I've run them now and verified that p4p-4.1.7-cp37-cp37m-manylinux1_x86_64.whl has been uploaded.

mdavidsaver commented 1 year ago

Some details which turned out to be irrelevant...

Current thread 0x00007f43788d9740 (most recent call first): File "/tmp/tmp.8MU0smYiyK/venv/lib/python3.7/site-packages/p4p/nt/common.py", line 18 in

https://github.com/mdavidsaver/p4p/blob/ef43365bf6c8ca5ac14d0d827d4d5d6395afc2fc/src/p4p/nt/common.py#L15-L19

A test run using https://github.com/mdavidsaver/ci-core-dumper/pull/1 gives a bit more information. Which is a fair argument for that PR being good enough.

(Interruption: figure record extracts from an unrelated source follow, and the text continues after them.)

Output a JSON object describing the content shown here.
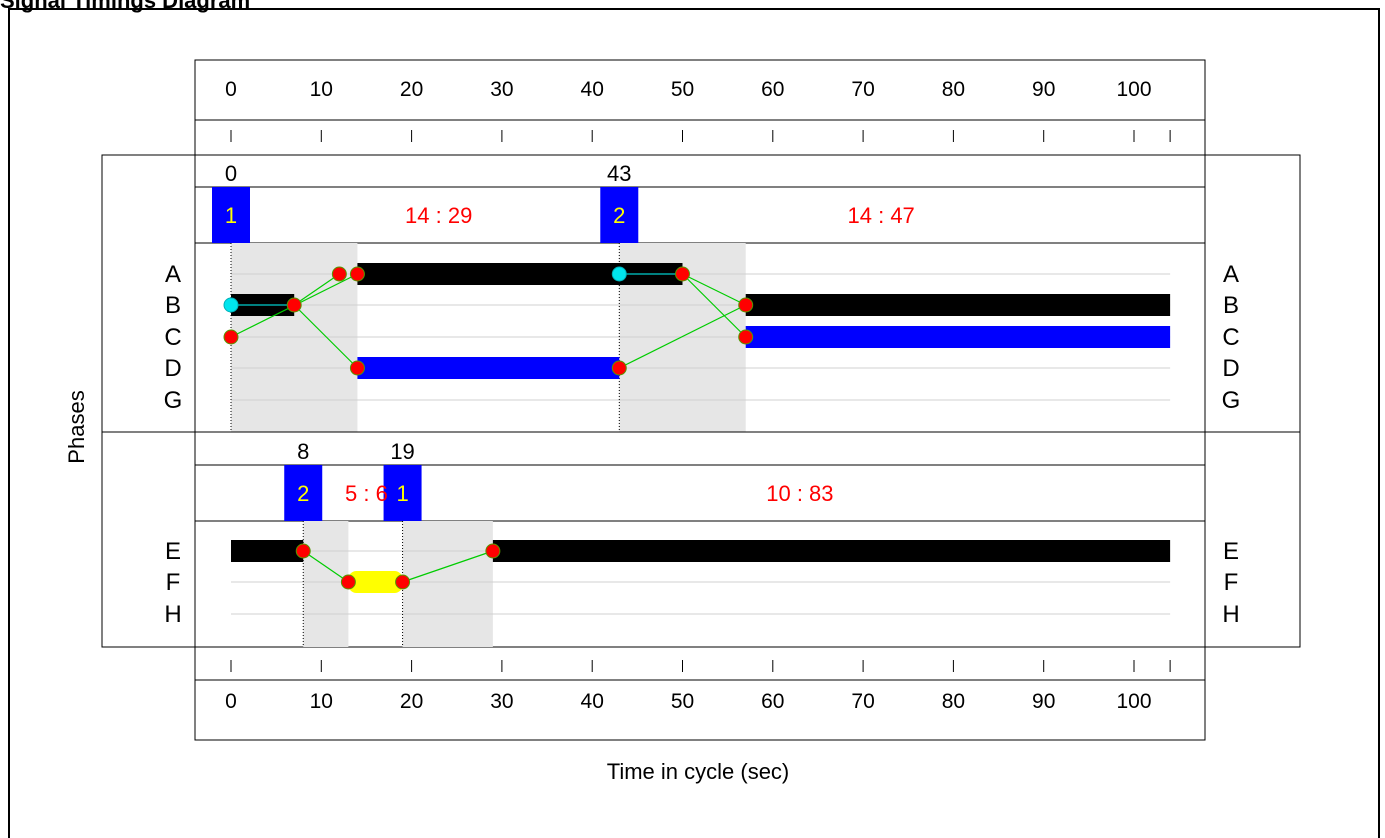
{
  "title": "Signal Timings Diagram",
  "axis": {
    "ticks": [
      0,
      10,
      20,
      30,
      40,
      50,
      60,
      70,
      80,
      90,
      100
    ],
    "tick_labels": [
      "0",
      "10",
      "20",
      "30",
      "40",
      "50",
      "60",
      "70",
      "80",
      "90",
      "100"
    ],
    "max": 104,
    "xlabel": "Time in cycle (sec)",
    "ylabel": "Phases"
  },
  "streams": [
    {
      "phase_labels": [
        "A",
        "B",
        "C",
        "D",
        "G"
      ],
      "stages": [
        {
          "number": "1",
          "start_time": "0",
          "t": 0
        },
        {
          "number": "2",
          "start_time": "43",
          "t": 43
        }
      ],
      "ratios": [
        {
          "text": "14 : 29",
          "t": 23
        },
        {
          "text": "14 : 47",
          "t": 72
        }
      ],
      "intergreens": [
        [
          0,
          14
        ],
        [
          43,
          57
        ]
      ],
      "stage_lines": [
        0,
        43
      ],
      "bars": [
        {
          "row": 0,
          "from": 14,
          "to": 50,
          "color": "#000000"
        },
        {
          "row": 1,
          "from": 0,
          "to": 7,
          "color": "#000000"
        },
        {
          "row": 1,
          "from": 57,
          "to": 104,
          "color": "#000000"
        },
        {
          "row": 2,
          "from": 57,
          "to": 104,
          "color": "#0000ff"
        },
        {
          "row": 3,
          "from": 14,
          "to": 43,
          "color": "#0000ff"
        }
      ],
      "links": [
        {
          "from": [
            7,
            1
          ],
          "to": [
            12,
            0
          ]
        },
        {
          "from": [
            7,
            1
          ],
          "to": [
            14,
            3
          ]
        },
        {
          "from": [
            0,
            2
          ],
          "to": [
            14,
            0
          ]
        },
        {
          "from": [
            43,
            3
          ],
          "to": [
            57,
            1
          ]
        },
        {
          "from": [
            50,
            0
          ],
          "to": [
            57,
            2
          ]
        },
        {
          "from": [
            50,
            0
          ],
          "to": [
            57,
            1
          ]
        },
        {
          "from": [
            0,
            1
          ],
          "to": [
            7,
            1
          ]
        },
        {
          "from": [
            43,
            0
          ],
          "to": [
            50,
            0
          ]
        }
      ],
      "dots": [
        {
          "t": 0,
          "row": 1,
          "kind": "cyan"
        },
        {
          "t": 0,
          "row": 2,
          "kind": "red"
        },
        {
          "t": 7,
          "row": 1,
          "kind": "red"
        },
        {
          "t": 12,
          "row": 0,
          "kind": "red"
        },
        {
          "t": 14,
          "row": 0,
          "kind": "red"
        },
        {
          "t": 14,
          "row": 3,
          "kind": "red"
        },
        {
          "t": 43,
          "row": 0,
          "kind": "cyan"
        },
        {
          "t": 43,
          "row": 3,
          "kind": "red"
        },
        {
          "t": 50,
          "row": 0,
          "kind": "red"
        },
        {
          "t": 57,
          "row": 1,
          "kind": "red"
        },
        {
          "t": 57,
          "row": 2,
          "kind": "red"
        }
      ]
    },
    {
      "phase_labels": [
        "E",
        "F",
        "H"
      ],
      "stages": [
        {
          "number": "2",
          "start_time": "8",
          "t": 8
        },
        {
          "number": "1",
          "start_time": "19",
          "t": 19
        }
      ],
      "ratios": [
        {
          "text": "5 : 6",
          "t": 15
        },
        {
          "text": "10 : 83",
          "t": 63
        }
      ],
      "intergreens": [
        [
          8,
          13
        ],
        [
          19,
          29
        ]
      ],
      "stage_lines": [
        8,
        19
      ],
      "bars": [
        {
          "row": 0,
          "from": 0,
          "to": 8,
          "color": "#000000"
        },
        {
          "row": 0,
          "from": 29,
          "to": 104,
          "color": "#000000"
        },
        {
          "row": 1,
          "from": 13,
          "to": 19,
          "color": "#ffff00"
        }
      ],
      "links": [
        {
          "from": [
            8,
            0
          ],
          "to": [
            13,
            1
          ]
        },
        {
          "from": [
            19,
            1
          ],
          "to": [
            29,
            0
          ]
        }
      ],
      "dots": [
        {
          "t": 8,
          "row": 0,
          "kind": "red"
        },
        {
          "t": 13,
          "row": 1,
          "kind": "red"
        },
        {
          "t": 19,
          "row": 1,
          "kind": "red"
        },
        {
          "t": 29,
          "row": 0,
          "kind": "red"
        }
      ]
    }
  ],
  "colors": {
    "stage_box": "#0000ff",
    "stage_number": "#ffff00",
    "ratio_text": "#ff0000",
    "intergreen": "#e6e6e6",
    "link": "#00cc00",
    "dot_red": "#ff0000",
    "dot_cyan": "#00e5ee",
    "row_line": "#d0d0d0"
  }
}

Thread 1 (Thread 0x7fe59b9f8740 (LWP 445)):
  #0  0x00007fe59b6114fb in raise () from /lib64/libpthread.so.0
  #1  <signal handler called>
  #2  0x00007fe58d7f2c04 in pvxs::TypeDef::_append(pvxs::Member&, pvxs::Member const&) () from /tmp/tmp.4ZFQcoKe98/venv/lib/python3.7/site-packages/p4p/../pvxslibs/lib/libpvxs.so.1.2
  #3  0x00007fe58dae848c in p4p::appendPrototype(pvxs::TypeDef&, _object*) () from /tmp/tmp.4ZFQcoKe98/venv/lib/python3.7/site-packages/p4p/_p4p.cpython-37m-x86_64-linux-gnu.so
  #4  0x00007fe58dace635 in __pyx_pw_3p4p_4_p4p_5_Type_1__init__(_object*, _object*, _object*) () from /tmp/tmp.4ZFQcoKe98/venv/lib/python3.7/site-packages/p4p/_p4p.cpython-37m-x86_64-linux-gnu.so
...
AlexanderWells-diamond commented 1 year ago

Thank you Michael, our CI now passes with the prebuilt wheel.

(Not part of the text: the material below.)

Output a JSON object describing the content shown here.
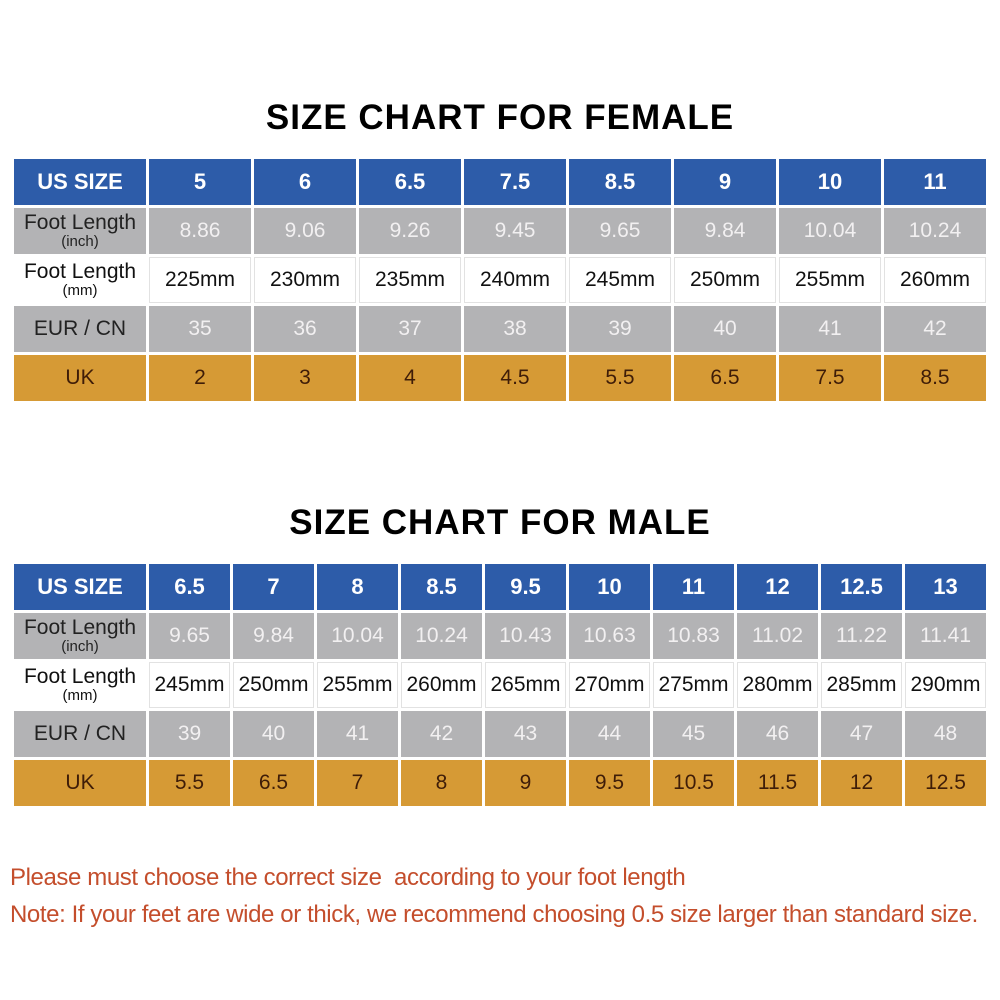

There unfortunately seems to be no simple way to pass commands through cibuildwheel to pip wheel itself - the obvious one is to set CIBW_ENVIRONMENT: PIP_ONLY_BINARY=epicscorelibs,pvxslibs,p4p as per the pip docs, but for reasons unknown it isn't picked up. So we'll unfortunately just have to watch out for this sort of issue in the future.

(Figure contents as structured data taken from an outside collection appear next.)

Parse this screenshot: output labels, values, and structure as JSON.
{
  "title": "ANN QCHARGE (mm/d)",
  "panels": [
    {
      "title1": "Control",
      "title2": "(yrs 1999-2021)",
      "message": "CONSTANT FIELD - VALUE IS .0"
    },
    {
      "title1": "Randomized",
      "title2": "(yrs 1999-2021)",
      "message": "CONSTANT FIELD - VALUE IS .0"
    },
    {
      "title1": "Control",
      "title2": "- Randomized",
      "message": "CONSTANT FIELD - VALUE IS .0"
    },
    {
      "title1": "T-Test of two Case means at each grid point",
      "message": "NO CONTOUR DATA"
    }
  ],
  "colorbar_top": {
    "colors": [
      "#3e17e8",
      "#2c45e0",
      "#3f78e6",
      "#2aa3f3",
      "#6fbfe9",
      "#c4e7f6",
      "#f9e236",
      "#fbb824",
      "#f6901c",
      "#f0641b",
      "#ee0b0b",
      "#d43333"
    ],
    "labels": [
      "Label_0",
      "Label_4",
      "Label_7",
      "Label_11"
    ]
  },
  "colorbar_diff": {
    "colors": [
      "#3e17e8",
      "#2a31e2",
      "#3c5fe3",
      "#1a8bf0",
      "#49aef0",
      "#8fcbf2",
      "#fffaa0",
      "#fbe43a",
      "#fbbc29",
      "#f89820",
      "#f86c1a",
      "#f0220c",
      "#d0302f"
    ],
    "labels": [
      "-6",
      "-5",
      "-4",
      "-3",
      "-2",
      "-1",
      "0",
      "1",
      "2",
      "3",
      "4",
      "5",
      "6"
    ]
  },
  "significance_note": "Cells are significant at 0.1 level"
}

mdavidsaver commented 1 year ago

fyi. I have put up a set of release candidate builds:

One of the changes made in setuptools-dso and epicscorelibs should partially address the manylinux vs. host ABI issue seen here.

Now, for GCC builds, the value of -D_GLIBCXX_USE_CXX11_ABI=... is latched when building epicscorelibs, and propagated via. epicscorelibs.config:get_config_var('CPPFLAGS'). With this change, if a build pulls in a pypi.org wheel for epicscorelibs, then any local build of p4p and maybe pvxslibs will keep the same value of _GLIBCXX_USE_CXX11_ABI used by the manylinux builds (currently 0 for all images), instead of the local default (1 for gcc >= 5.1).

Of course the "Dual ABI" difference may not be the only source of issues, though I think it is the most common.